Wednesday, November 19, 1890.

   A Scene. - At the Chorley Petty Sessions, on Tuesday, Thomas Marsden and Richard Wilson were summoned for trespassing in pursuit of game on the Wrightington estate. - Mr. Lees prosecuted on behalf of Mr. Dicconson, of Wrightington Hall, and Mr. Callis defended. - Police-sergeant Dickinson deposed that at four o'clock on Sunday afternoon, the 2nd November, he was in Stony-lane, on elevated land, and he saw defendants on land occupied by John Parr. Marsden shot a hare, which screamed, and Wilson ran and picked it up. Witness was 300 yards away. - John Parr said he heard a hare squeak. He was about 70 yards away, and Wilson ran, witness calling out "Good lad, Dick." - Mr. Callis, in defence, submitted that the constable's evidence was not reliable, he being 300 yards away, as he could not pretend to identify defendants at that distance. He submitted that the constable only happened to have seen the men with a gun in Rigby's public-house, and he jumped to the conclusion that they were the defendants. - Mr. Lees said his friend ought not to lie so barefaced in a court of justice. - Mr. Callis: I think you ought to apologise for that expression. - Mr. Lees: Certainly not. - Mr. Callis: If it came from anyone else I would regard it, but I don't coming from you. He went on to point out that the case against the defendants was weak. - Ann Marsden said her husband's gun was in the house the whole day. - Henry Baxendale, Ann Fisher, James Wilson, and Ellen Wilson, gave evidence tending to show it could not be defendants the constable saw. - The bench thought the case was proved, and fined each defendant 21s. and costs.

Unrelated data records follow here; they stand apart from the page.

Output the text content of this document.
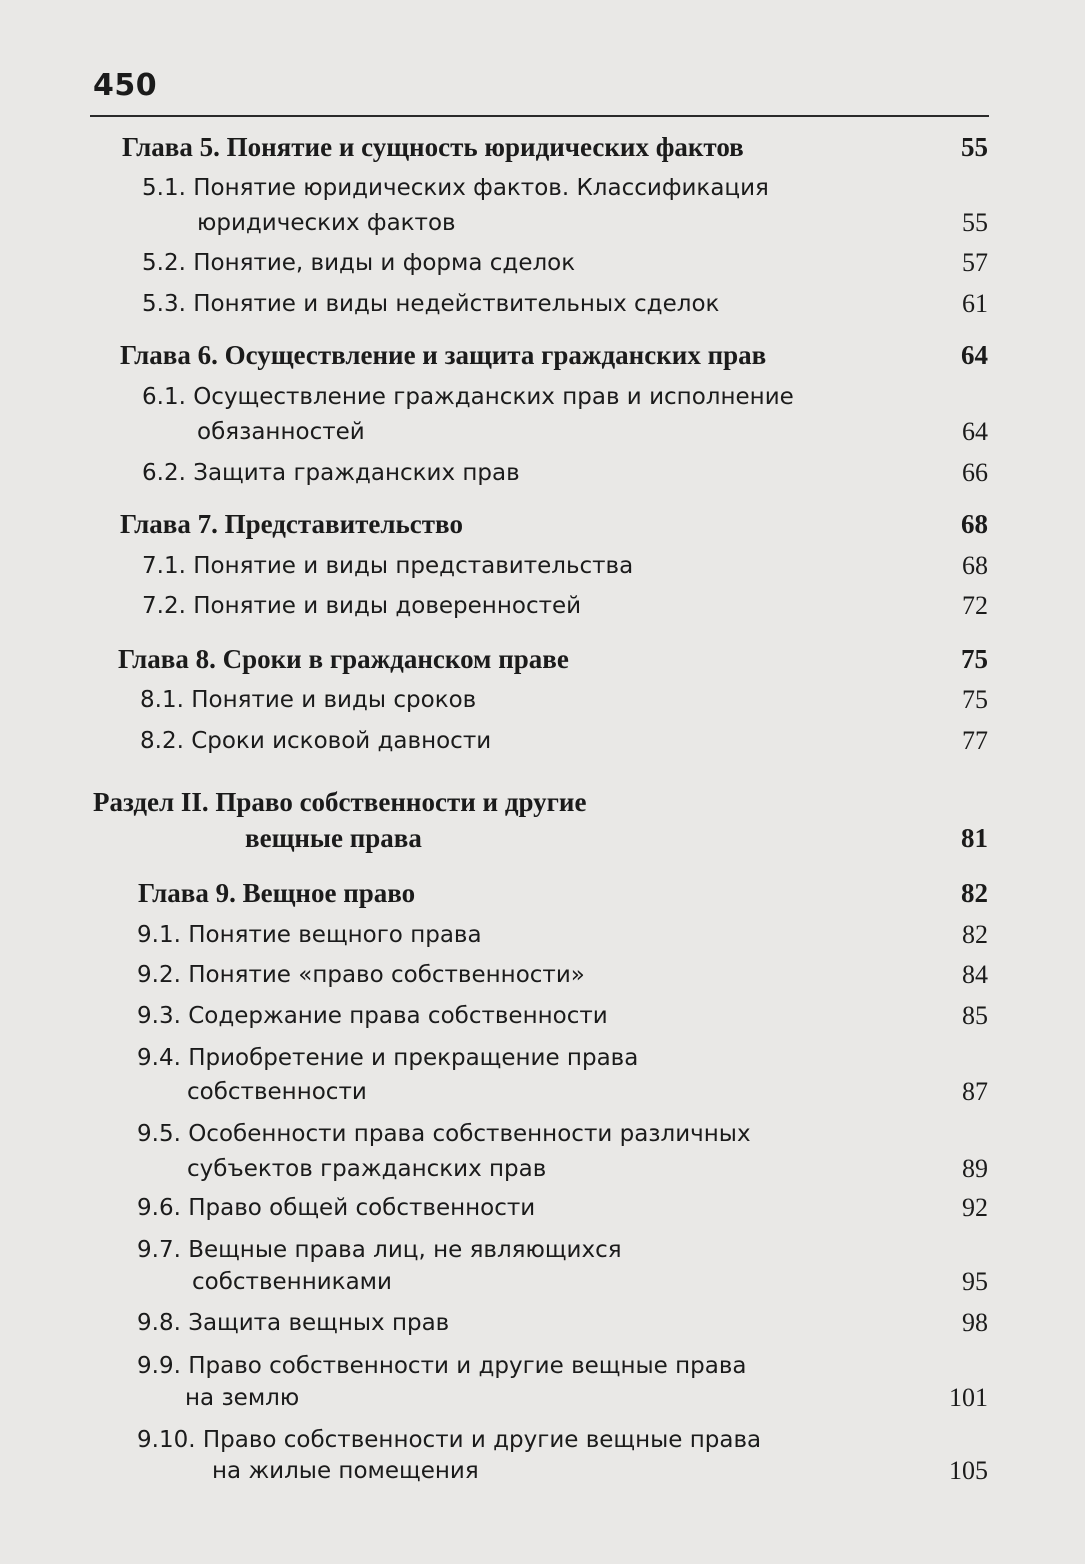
450
Глава 5. Понятие и сущность юридических фактов	55
5.1. Понятие юридических фактов. Классификация
юридических фактов	55
5.2. Понятие, виды и форма сделок	57
5.3. Понятие и виды недействительных сделок	61
Глава 6. Осуществление и защита гражданских прав	64
6.1. Осуществление гражданских прав и исполнение
обязанностей	64
6.2. Защита гражданских прав	66
Глава 7. Представительство	68
7.1. Понятие и виды представительства	68
7.2. Понятие и виды доверенностей	72
Глава 8. Сроки в гражданском праве	75
8.1. Понятие и виды сроков	75
8.2. Сроки исковой давности	77
Раздел II. Право собственности и другие
вещные права	81
Глава 9. Вещное право	82
9.1. Понятие вещного права	82
9.2. Понятие «право собственности»	84
9.3. Содержание права собственности	85
9.4. Приобретение и прекращение права
собственности	87
9.5. Особенности права собственности различных
субъектов гражданских прав	89
9.6. Право общей собственности	92
9.7. Вещные права лиц, не являющихся
собственниками	95
9.8. Защита вещных прав	98
9.9. Право собственности и другие вещные права
на землю	101
9.10. Право собственности и другие вещные права
на жилые помещения	105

Wednesday, November 19, 1890.

   Mary Ward, Burland's-yard, Wellington-street, was charged with stealing eight tea cups, nine saucers, and five soup plates, from a shop belonging to John Sumner, 119, Scholes. - The Chief-constable said that the prosecutor, at a quarter to nine on a Saturday night, went out of the shop in consequence of having received information, and caught the prisoner in Wellington-street. He found the stolen property under her shawl, and in reply to his questions she said she had paid for them. The value of the goods was 5s. - In answer to the bench, the prisoner said she was drunk at the time, and this statement was corroborated by the constable, who added that the woman had three children and was ill-treated by her husband. - The prosecutor said he would like to withdraw the case, and the prisoner was accordingly discharged with a caution.

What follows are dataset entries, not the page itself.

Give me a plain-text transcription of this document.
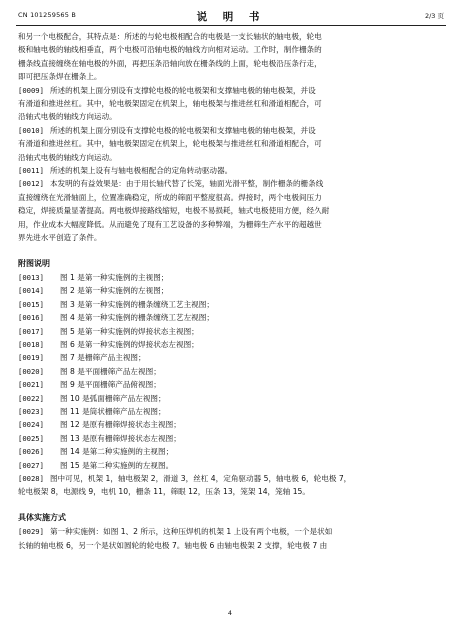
CN 101259565 B	说 明 书	2/3 页
和另一个电极配合，其特点是：所述的与轮电极相配合的电极是一支长轴状的轴电极，轮电
极和轴电极的轴线相垂直，两个电极可沿轴电极的轴线方向相对运动。工作时，制作栅条的
栅条线直接缠绕在轴电极的外面，再把压条沿轴向放在栅条线的上面，轮电极沿压条行走，
即可把压条焊在栅条上。
[0009] 所述的机架上面分别设有支撑轮电极的轮电极架和支撑轴电极的轴电极架，并设
有滑道和推进丝杠。其中，轮电极架固定在机架上，轴电极架与推进丝杠和滑道相配合，可
沿轴式电极的轴线方向运动。
[0010] 所述的机架上面分别设有支撑轮电极的轮电极架和支撑轴电极的轴电极架，并设
有滑道和推进丝杠。其中，轴电极架固定在机架上，轮电极架与推进丝杠和滑道相配合，可
沿轴式电极的轴线方向运动。
[0011] 所述的机架上设有与轴电极相配合的定角转动驱动器。
[0012] 本发明的有益效果是：由于用长轴代替了长笼，轴面光滑平整，制作栅条的栅条线
直接缠绕在光滑轴面上，位置准确稳定，所成的筛面平整度很高。焊接时，两个电极间压力
稳定，焊接质量显著提高。两电极焊接路线缩短，电极不易损耗，轴式电极使用方便，经久耐
用，作业成本大幅度降低。从而避免了现有工艺设备的多种弊端，为栅筛生产水平的超越世
界先进水平创造了条件。
附图说明
[0013] 图 1 是第一种实施例的主视图；
[0014] 图 2 是第一种实施例的左视图；
[0015] 图 3 是第一种实施例的栅条缠绕工艺主视图；
[0016] 图 4 是第一种实施例的栅条缠绕工艺左视图；
[0017] 图 5 是第一种实施例的焊接状态主视图；
[0018] 图 6 是第一种实施例的焊接状态左视图；
[0019] 图 7 是栅筛产品主视图；
[0020] 图 8 是平面栅筛产品左视图；
[0021] 图 9 是平面栅筛产品俯视图；
[0022] 图 10 是弧面栅筛产品左视图；
[0023] 图 11 是筒状栅筛产品左视图；
[0024] 图 12 是原有栅筛焊接状态主视图；
[0025] 图 13 是原有栅筛焊接状态左视图；
[0026] 图 14 是第二种实施例的主视图；
[0027] 图 15 是第二种实施例的左视图。
[0028] 图中可见，机架 1，轴电极架 2，滑道 3，丝杠 4，定角驱动器 5，轴电极 6，轮电极 7，
轮电极架 8，电源线 9，电机 10，栅条 11，筛眼 12，压条 13，笼架 14，笼轴 15。
具体实施方式
[0029] 第一种实施例：如图 1、2 所示，这种压焊机的机架 1 上设有两个电极，一个是状如
长轴的轴电极 6，另一个是状如圆轮的轮电极 7。轴电极 6 由轴电极架 2 支撑，轮电极 7 由
4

Friday, November 21, 1890.

   Two boys, named Henry Wood and John Nuttall, both aged 14 years, were charged with stealing a pair of boots from the shop of Mr. Rigby, boot manufacturer, Wallgate. No evidence was offered, and the lads were remanded until Monday, bread and water to be their fare till that day.

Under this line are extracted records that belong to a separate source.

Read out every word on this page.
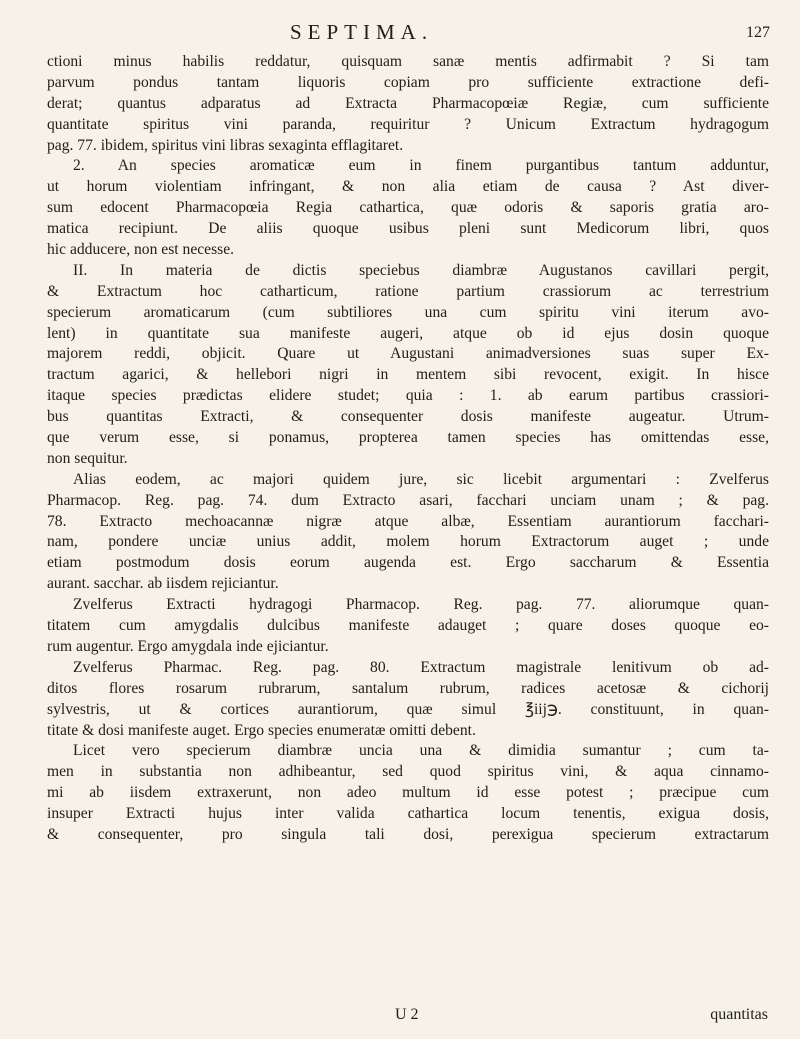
SEPTIMA.	127
ctioni minus habilis reddatur, quisquam sanæ mentis adfirmabit ? Si tam
parvum pondus tantam liquoris copiam pro sufficiente extractione defi-
derat; quantus adparatus ad Extracta Pharmacopœiæ Regiæ, cum sufficiente
quantitate spiritus vini paranda, requiritur ? Unicum Extractum hydragogum
pag. 77. ibidem, spiritus vini libras sexaginta efflagitaret.
2. An species aromaticæ eum in finem purgantibus tantum adduntur,
ut horum violentiam infringant, & non alia etiam de causa ? Ast diver-
sum edocent Pharmacopœia Regia cathartica, quæ odoris & saporis gratia aro-
matica recipiunt. De aliis quoque usibus pleni sunt Medicorum libri, quos
hic adducere, non est necesse.
II. In materia de dictis speciebus diambræ Augustanos cavillari pergit,
& Extractum hoc catharticum, ratione partium crassiorum ac terrestrium
specierum aromaticarum (cum subtiliores una cum spiritu vini iterum avo-
lent) in quantitate sua manifeste augeri, atque ob id ejus dosin quoque
majorem reddi, objicit. Quare ut Augustani animadversiones suas super Ex-
tractum agarici, & hellebori nigri in mentem sibi revocent, exigit. In hisce
itaque species prædictas elidere studet; quia : 1. ab earum partibus crassiori-
bus quantitas Extracti, & consequenter dosis manifeste augeatur. Utrum-
que verum esse, si ponamus, propterea tamen species has omittendas esse,
non sequitur.
Alias eodem, ac majori quidem jure, sic licebit argumentari : Zvelferus
Pharmacop. Reg. pag. 74. dum Extracto asari, facchari unciam unam ; & pag.
78. Extracto mechoacannæ nigræ atque albæ, Essentiam aurantiorum facchari-
nam, pondere unciæ unius addit, molem horum Extractorum auget ; unde
etiam postmodum dosis eorum augenda est. Ergo saccharum & Essentia
aurant. sacchar. ab iisdem rejiciantur.
Zvelferus Extracti hydragogi Pharmacop. Reg. pag. 77. aliorumque quan-
titatem cum amygdalis dulcibus manifeste adauget ; quare doses quoque eo-
rum augentur. Ergo amygdala inde ejiciantur.
Zvelferus Pharmac. Reg. pag. 80. Extractum magistrale lenitivum ob ad-
ditos flores rosarum rubrarum, santalum rubrum, radices acetosæ & cichorij
sylvestris, ut & cortices aurantiorum, quæ simul ℥iij℈. constituunt, in quan-
titate & dosi manifeste auget. Ergo species enumeratæ omitti debent.
Licet vero specierum diambræ uncia una & dimidia sumantur ; cum ta-
men in substantia non adhibeantur, sed quod spiritus vini, & aqua cinnamo-
mi ab iisdem extraxerunt, non adeo multum id esse potest ; præcipue cum
insuper Extracti hujus inter valida cathartica locum tenentis, exigua dosis,
& consequenter, pro singula tali dosi, perexigua specierum extractarum
U 2	quantitas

Friday, November 21, 1890.

   James Dunn, of Lyon-street, was fined 40s. and costs for a brutal assault upon his wife, Elizabeth Dunn, on the 7th inst. - Mr. Lees appeared for the complainant, who stated to the bench the rough behaviour of her husband. He came home drunk, and dashed to the floor the meat which she had prepared for his meal, and said he would do the same for her. He followed her into the back kitchen and knocked her down, and kicked her in the side. After striking her across the face he gave her a black eye, and this was followed up with more kicking. He then held her up besides the door and "bashed" her face in several times. Complainant was pregnant. - This was corroborated by George and Margaret Marsden. - As an alternative to the fine prisoner would have to serve a month's imprisonment with hard labour.